No, they did not find the gutkha. But we were all called back to the classroom with one hour left for the final bell to ring and we were spoken individually to. Each one of us was asked about the contents of the chits found in our lockers. About our grades going down because the guy sitting three rows across from us had written to us that the movie he watched five years ago was funny. About how boys were plenty, but we shouldn’t fall in love before we turned twenty (okay, they didn’t say that; I made that part up. But I met one of my teachers after I turned twenty and she still had the same thing to say to me!) About why we wouldn’t get jobs because our focus was not on the upcoming entrance exams, but on writing on bits of paper! (Observing a moment of silence remembering that day, because, no, it wasn’t funny!) About why it was an unhealthy environment where boys and girls mingled so freely – because the society did not see it in the right sense (I have written about this in another post of mine – here).

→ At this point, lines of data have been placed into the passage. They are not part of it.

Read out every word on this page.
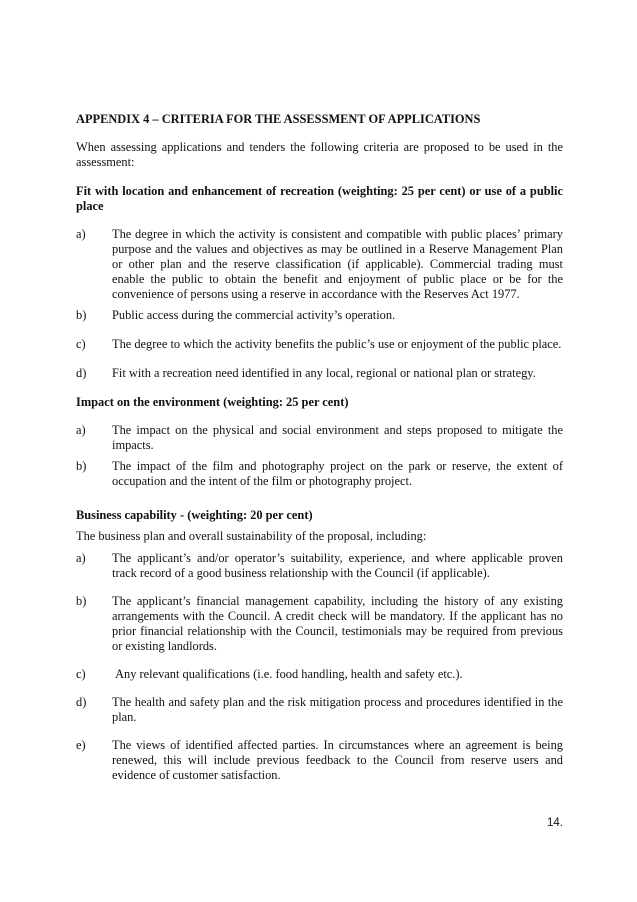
APPENDIX 4 – CRITERIA FOR THE ASSESSMENT OF APPLICATIONS

When assessing applications and tenders the following criteria are proposed to be used in the assessment:

Fit with location and enhancement of recreation (weighting: 25 per cent) or use of a public place

a) The degree in which the activity is consistent and compatible with public places’ primary purpose and the values and objectives as may be outlined in a Reserve Management Plan or other plan and the reserve classification (if applicable). Commercial trading must enable the public to obtain the benefit and enjoyment of public place or be for the convenience of persons using a reserve in accordance with the Reserves Act 1977.
b) Public access during the commercial activity’s operation.
c) The degree to which the activity benefits the public’s use or enjoyment of the public place.
d) Fit with a recreation need identified in any local, regional or national plan or strategy.

Impact on the environment (weighting: 25 per cent)

a) The impact on the physical and social environment and steps proposed to mitigate the impacts.
b) The impact of the film and photography project on the park or reserve, the extent of occupation and the intent of the film or photography project.

Business capability - (weighting: 20 per cent)

The business plan and overall sustainability of the proposal, including:

a) The applicant’s and/or operator’s suitability, experience, and where applicable proven track record of a good business relationship with the Council (if applicable).
b) The applicant’s financial management capability, including the history of any existing arrangements with the Council. A credit check will be mandatory. If the applicant has no prior financial relationship with the Council, testimonials may be required from previous or existing landlords.
c) Any relevant qualifications (i.e. food handling, health and safety etc.).
d) The health and safety plan and the risk mitigation process and procedures identified in the plan.
e) The views of identified affected parties. In circumstances where an agreement is being renewed, this will include previous feedback to the Council from reserve users and evidence of customer satisfaction.
14.
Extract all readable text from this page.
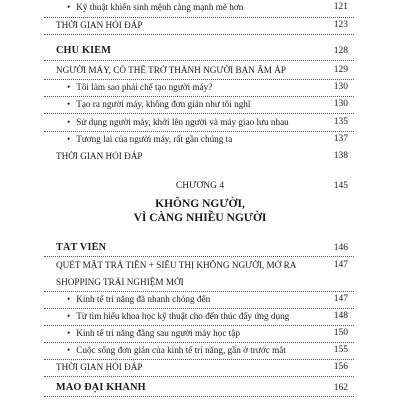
• Kỹ thuật khiến sinh mệnh càng mạnh mẽ hơn	121
THỜI GIAN HỎI ĐÁP	123
CHU KIẾM	128
NGƯỜI MÁY, CÓ THỂ TRỞ THÀNH NGƯỜI BẠN ẤM ÁP	129
• Tôi làm sao phải chế tạo người máy?	130
• Tạo ra người máy, không đơn giản như tôi nghĩ	130
• Sử dụng người máy, khởi lên người và máy giao lưu nhau	135
• Tương lai của người máy, rất gần chúng ta	137
THỜI GIAN HỎI ĐÁP	138
CHƯƠNG 4	145
KHÔNG NGƯỜI,
VÌ CÀNG NHIỀU NGƯỜI
TẤT VIỄN	146
QUÉT MẶT TRẢ TIỀN + SIÊU THỊ KHÔNG NGƯỜI, MỞ RA	147
SHOPPING TRẢI NGHIỆM MỚI
• Kinh tế trí năng đã nhanh chóng đến	147
• Từ tìm hiểu khoa học kỹ thuật cho đến thúc đẩy ứng dụng	148
• Kinh tế trí năng đẳng sau người máy học tập	150
• Cuộc sống đơn giản của kinh tế trí năng, gần ở trước mắt	155
THỜI GIAN HỎI ĐÁP	156
MAO ĐẠI KHÁNH	162
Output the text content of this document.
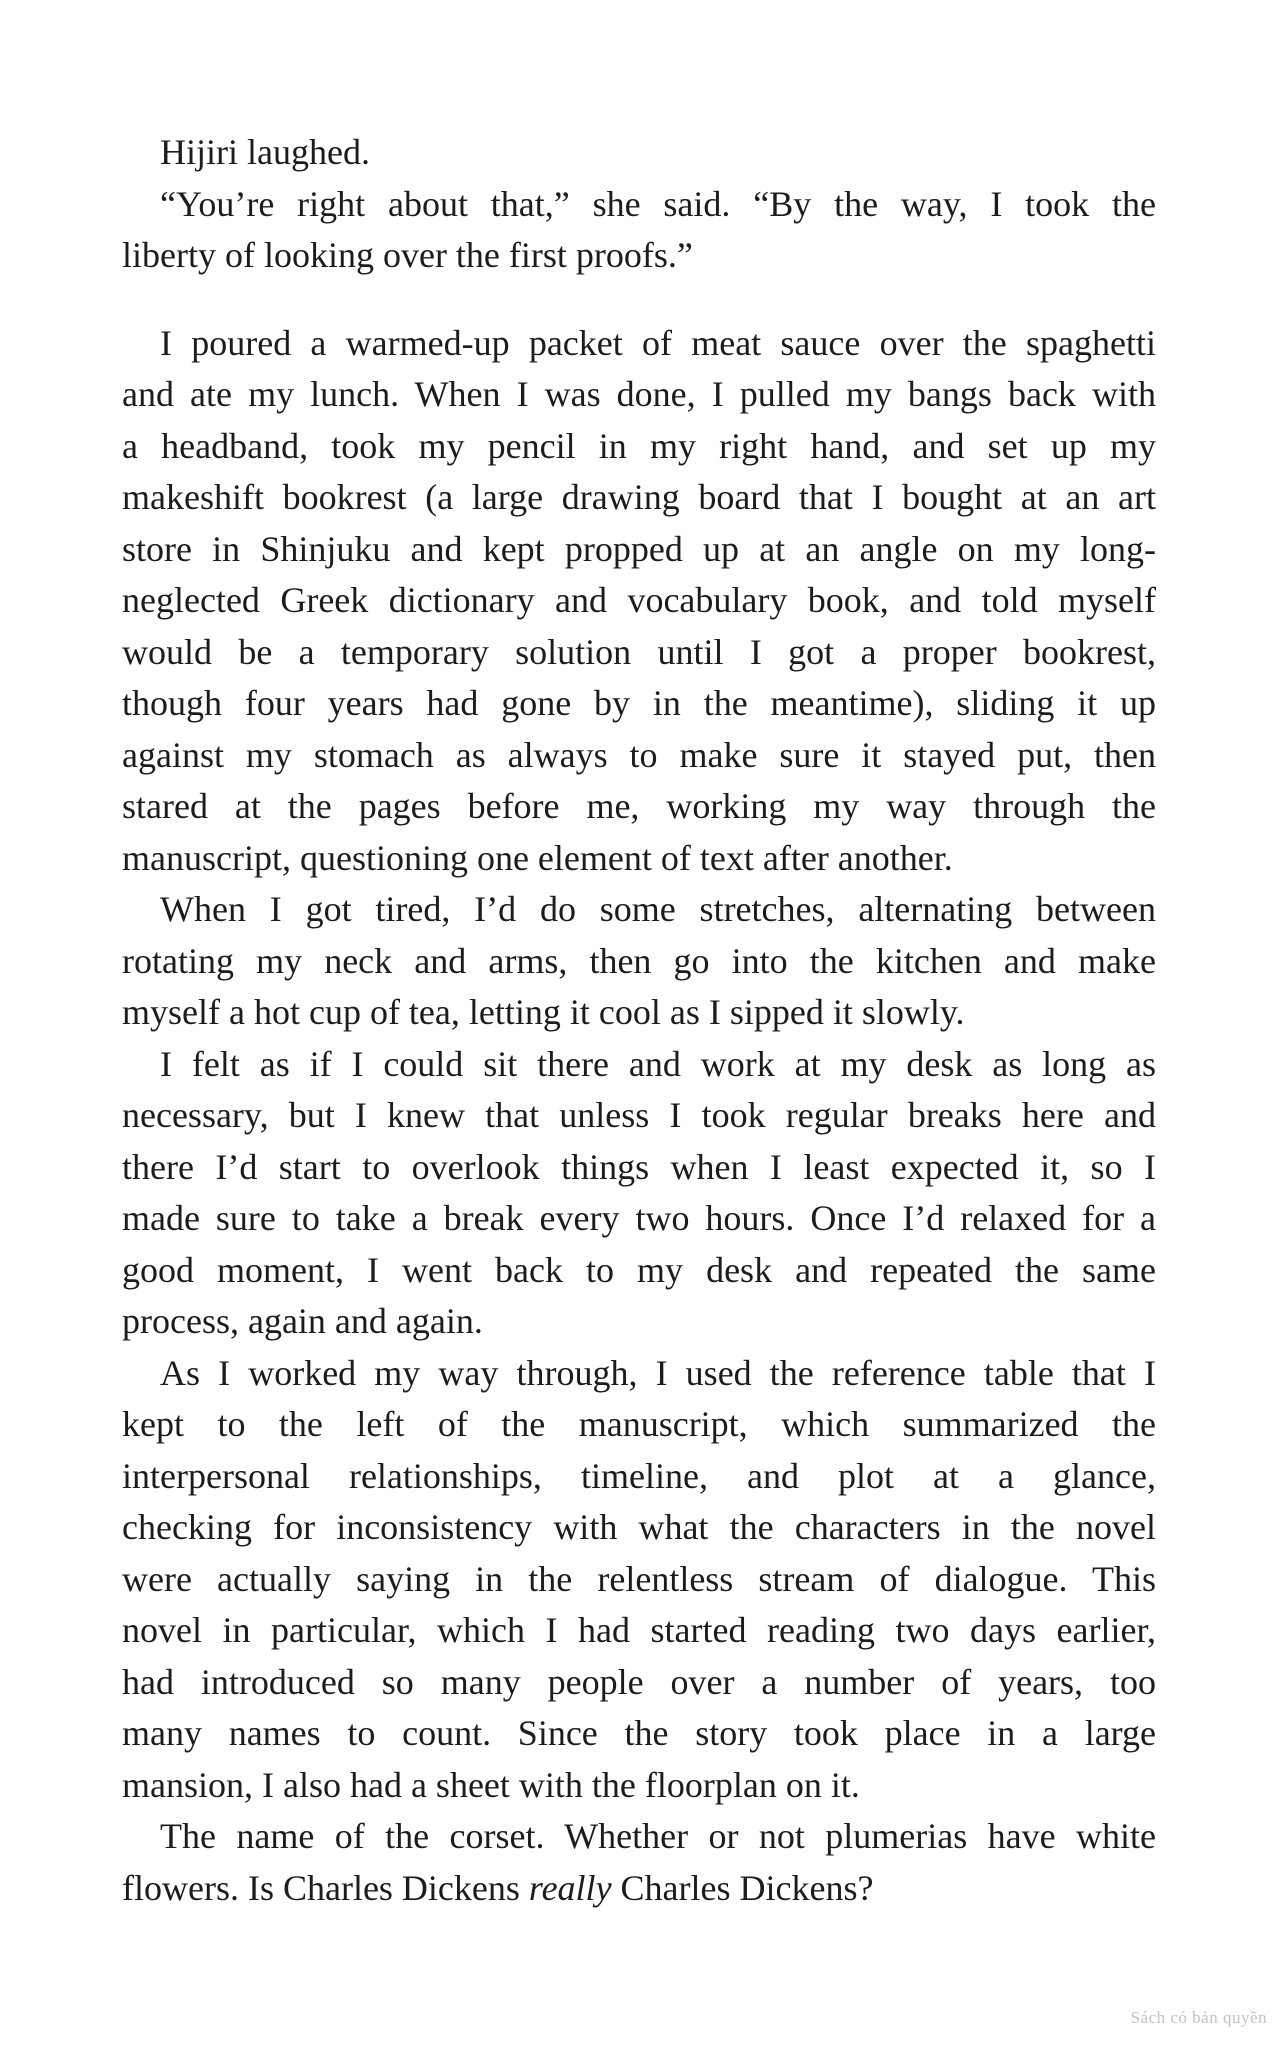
Hijiri laughed.
“You’re right about that,” she said. “By the way, I took the
liberty of looking over the first proofs.”
I poured a warmed-up packet of meat sauce over the spaghetti
and ate my lunch. When I was done, I pulled my bangs back with
a headband, took my pencil in my right hand, and set up my
makeshift bookrest (a large drawing board that I bought at an art
store in Shinjuku and kept propped up at an angle on my long-
neglected Greek dictionary and vocabulary book, and told myself
would be a temporary solution until I got a proper bookrest,
though four years had gone by in the meantime), sliding it up
against my stomach as always to make sure it stayed put, then
stared at the pages before me, working my way through the
manuscript, questioning one element of text after another.
When I got tired, I’d do some stretches, alternating between
rotating my neck and arms, then go into the kitchen and make
myself a hot cup of tea, letting it cool as I sipped it slowly.
I felt as if I could sit there and work at my desk as long as
necessary, but I knew that unless I took regular breaks here and
there I’d start to overlook things when I least expected it, so I
made sure to take a break every two hours. Once I’d relaxed for a
good moment, I went back to my desk and repeated the same
process, again and again.
As I worked my way through, I used the reference table that I
kept to the left of the manuscript, which summarized the
interpersonal relationships, timeline, and plot at a glance,
checking for inconsistency with what the characters in the novel
were actually saying in the relentless stream of dialogue. This
novel in particular, which I had started reading two days earlier,
had introduced so many people over a number of years, too
many names to count. Since the story took place in a large
mansion, I also had a sheet with the floorplan on it.
The name of the corset. Whether or not plumerias have white
flowers. Is Charles Dickens really Charles Dickens?
Sách có bản quyền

With all due respect, I loved my school. I loved the teacher who spoke to us about the chits. But, I don’t think going through the lockers or bags of students was a mature way to deal with the problem. I don’t blame the teachers; they were following orders of the new principal (who lasted only a year in that school, by the way!) Besides, I could never wrap my head around the irrelevance of what our teachers did. Needless to say, they were searching for something, and they found something else. Why over-analyze the “something else” that they found. We were good students. They couldn’t ever question that. Distractions of that little kind is common at the age we were going through. Why make a mountain of a molehill? Restrictions lead to curiosity – curiosity to experimentation – experimentation may at times lead to disasters. . Telling students not to do something, will only lead them to do it!